This is the online version of a pop-up one-night-only exhibition of spooky, scary and supernatural works from the collection selected by the museum’s education interns: Catie Cook and Andrew East. It was on display at the museum October 13, 2022, from 5 to 9 p.m.
This special pop-up exhibition is an assortment of spooky works from the museum’s collection.
The scary subjects of these works of art — ghosts, jackals, spiders and more — are familiar icons of Halloween that we revisit each October.
What gives you a scare?
The moon will shine for God
knows how long.
As if it still matters. As if someoneis trying to recall a dream.
Believe the brain is a cage of light
& rage. When it shuts off,Something else switches on.
There’s no better reason than now
to lock the doors, the windows.— Burlee Vang
from “To Live in the Zombie Apocalypse”

This photograph is part of a series featuring Elmer Klein, a poet, playwright and mentor to Tress. They collaborated on the book “Elmer Over Time,” which balances documentary photography with manipulated storytelling. The photography reflects the inner workings of the artist’s imagination and blurs real horrors with imagined horrors. Here, seafoam engulfs Elmer’s face. There is horror in both the act of drowning and the facial distortion created by the water. Rather than being sucked under the dark tide, Elmer seems to morph into the foam, entrapped.

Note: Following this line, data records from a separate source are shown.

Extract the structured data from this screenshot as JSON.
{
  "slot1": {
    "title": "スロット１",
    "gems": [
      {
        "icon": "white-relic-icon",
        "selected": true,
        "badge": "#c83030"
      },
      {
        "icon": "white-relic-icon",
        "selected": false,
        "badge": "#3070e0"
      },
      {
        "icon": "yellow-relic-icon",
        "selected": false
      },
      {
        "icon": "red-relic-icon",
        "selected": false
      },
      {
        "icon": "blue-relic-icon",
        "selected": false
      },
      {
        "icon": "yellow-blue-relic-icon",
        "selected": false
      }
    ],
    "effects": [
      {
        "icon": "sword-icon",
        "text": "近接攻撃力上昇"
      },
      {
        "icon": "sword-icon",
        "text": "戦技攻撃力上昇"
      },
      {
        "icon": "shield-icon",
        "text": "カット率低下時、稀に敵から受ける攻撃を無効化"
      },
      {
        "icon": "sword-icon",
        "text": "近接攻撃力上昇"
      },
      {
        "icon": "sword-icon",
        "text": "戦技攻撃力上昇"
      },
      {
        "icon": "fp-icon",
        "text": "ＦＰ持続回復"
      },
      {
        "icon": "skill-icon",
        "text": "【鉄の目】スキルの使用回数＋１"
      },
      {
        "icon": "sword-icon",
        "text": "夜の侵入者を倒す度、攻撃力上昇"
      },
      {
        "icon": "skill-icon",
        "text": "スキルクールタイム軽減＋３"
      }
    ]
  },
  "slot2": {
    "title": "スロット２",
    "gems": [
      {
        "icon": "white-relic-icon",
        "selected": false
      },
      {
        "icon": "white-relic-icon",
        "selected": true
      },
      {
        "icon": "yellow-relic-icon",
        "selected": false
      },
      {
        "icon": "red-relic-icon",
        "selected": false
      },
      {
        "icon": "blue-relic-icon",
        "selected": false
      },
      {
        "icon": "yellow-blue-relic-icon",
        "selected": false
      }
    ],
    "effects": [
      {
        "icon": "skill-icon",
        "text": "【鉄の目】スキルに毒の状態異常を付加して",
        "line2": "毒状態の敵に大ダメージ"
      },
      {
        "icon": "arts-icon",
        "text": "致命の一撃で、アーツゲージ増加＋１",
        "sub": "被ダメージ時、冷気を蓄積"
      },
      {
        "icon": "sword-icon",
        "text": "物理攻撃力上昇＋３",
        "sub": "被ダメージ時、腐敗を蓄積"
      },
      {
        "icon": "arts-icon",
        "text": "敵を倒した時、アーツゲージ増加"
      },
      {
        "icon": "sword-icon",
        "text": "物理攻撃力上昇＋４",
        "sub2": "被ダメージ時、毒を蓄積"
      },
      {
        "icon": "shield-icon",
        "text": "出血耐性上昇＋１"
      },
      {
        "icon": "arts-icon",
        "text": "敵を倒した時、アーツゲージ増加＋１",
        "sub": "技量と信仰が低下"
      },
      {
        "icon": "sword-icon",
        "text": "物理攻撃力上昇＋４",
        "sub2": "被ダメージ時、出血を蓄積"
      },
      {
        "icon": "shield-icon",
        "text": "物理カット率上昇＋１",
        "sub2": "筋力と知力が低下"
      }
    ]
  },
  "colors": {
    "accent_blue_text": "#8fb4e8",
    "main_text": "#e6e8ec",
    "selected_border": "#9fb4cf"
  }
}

Carrière’s print comes from “L’Estampe Originale,” a periodical that united the most influential printmakers of late-19th-century Paris. It also helped to foster technological developments in the art of printmaking. The title, meaning “the original print,” supports the argument that printmaking is a legitimate and innovative discipline. Carrière’s lithograph process instills a ghostly quality in this image. The figure is a fleeting mystery as she dissipates into the background. Is the head materializing before your eyes or dematerializing into the mist?

Baskin described himself as “crow-haunted.” This woodcut includes nine crows, perched beside a block of Hebrew text and human skulls. What defines his artwork is a purposeful interplay between visuals and text that showcases his Orthodox Jewish upbringing. However, Baskin was not concerned with nobility but rather what “survives in the afterglow of collapsed religion.” The crow reappears as a remnant of this collapse, embodying wisdom and predation. Although a pioneer in printmaking, he preferred sculpture, his most famous being the Holocaust Memorial in Ann Arbor, Michigan.

Perhaps her most fearsome work, Piper created “Self Portrait as a Young Stylist” following a 28-year hiatus from fine art. Ghoulish birds soar into view, intermixed with skulls. She pictures herself in clown-like attire, walking a runway before an audience of anthropomorphs. The image involves spectatorship and is highly narrated — it is hardly self-portraiture. Piper immersed herself in the blues music scene, elements of which appear in her figuration. Yet, she feared being stereotyped as a Black artist and chose to adopt styles from the medieval, such as the Flemish School. The banner in the clouds might suggest a southern Day of Judgment.

Saint Anthony sees a forest in this illustration for Gustave Flaubert’s prose poem. At its entrance, he encounters an ancient Indian ascetic philosopher. Although Flaubert gives a haunting description of the man’s starved and weathered nudity, Redon chooses instead to represent the fig tree in which the ascetic lived, with the “natural excavation of the shape of a man” — a striking black form in the lithograph.

Here Redon depicts the Egyptian goddess Isis holding her son Horus, who represents the rising sun. In Flaubert’s text, he is called Harpocrates, the god of silence in Greek mythology. Flaubert describes Isis as holding a long black veil that conceals her figure. In Redon’s imagining of the scene, the veil covers the child and some of Isis’s lower body, draping onto the ground and morphing into blackness that obscures her face.

“Evening Wind” captures a universal sense of mystery. Hopper generalizes much of the image, from the woman’s face obscured by her hair to the simplicity of the interior. The minimal detail allows viewers to picture themselves in this room. The foregrounding of the figure is inviting. The gestural mark making and composition create a sensory experience. One can feel the cold wind and the exposure of the naked figure. What makes this print so unsettling is the anticipation of what comes next. Viewers may feel frightened simply by the possibility of being frightened, pictured by the woman’s gaze at the open windows. Did something catch her attention?

“Jackal” is a lithograph from Bourdelle’s 1945 portfolio, entitled “War.” It is the product of an artist-turned-ambulance driver during the Second World War, which injured and deafened him for the remainder of his life. “Jackal” exists alongside 51 other illustrations that substitute animals for human actors in this theater of “universal bloodshed.” Together, they acknowledge the long precedence of wars that enabled WWII but also the atrocities that distinguished it. In popular folklore, jackals are characterized as tricksters with a keen ability to survive. What horror is experienced by those who survive? Hush for a moment; can you hear it howl?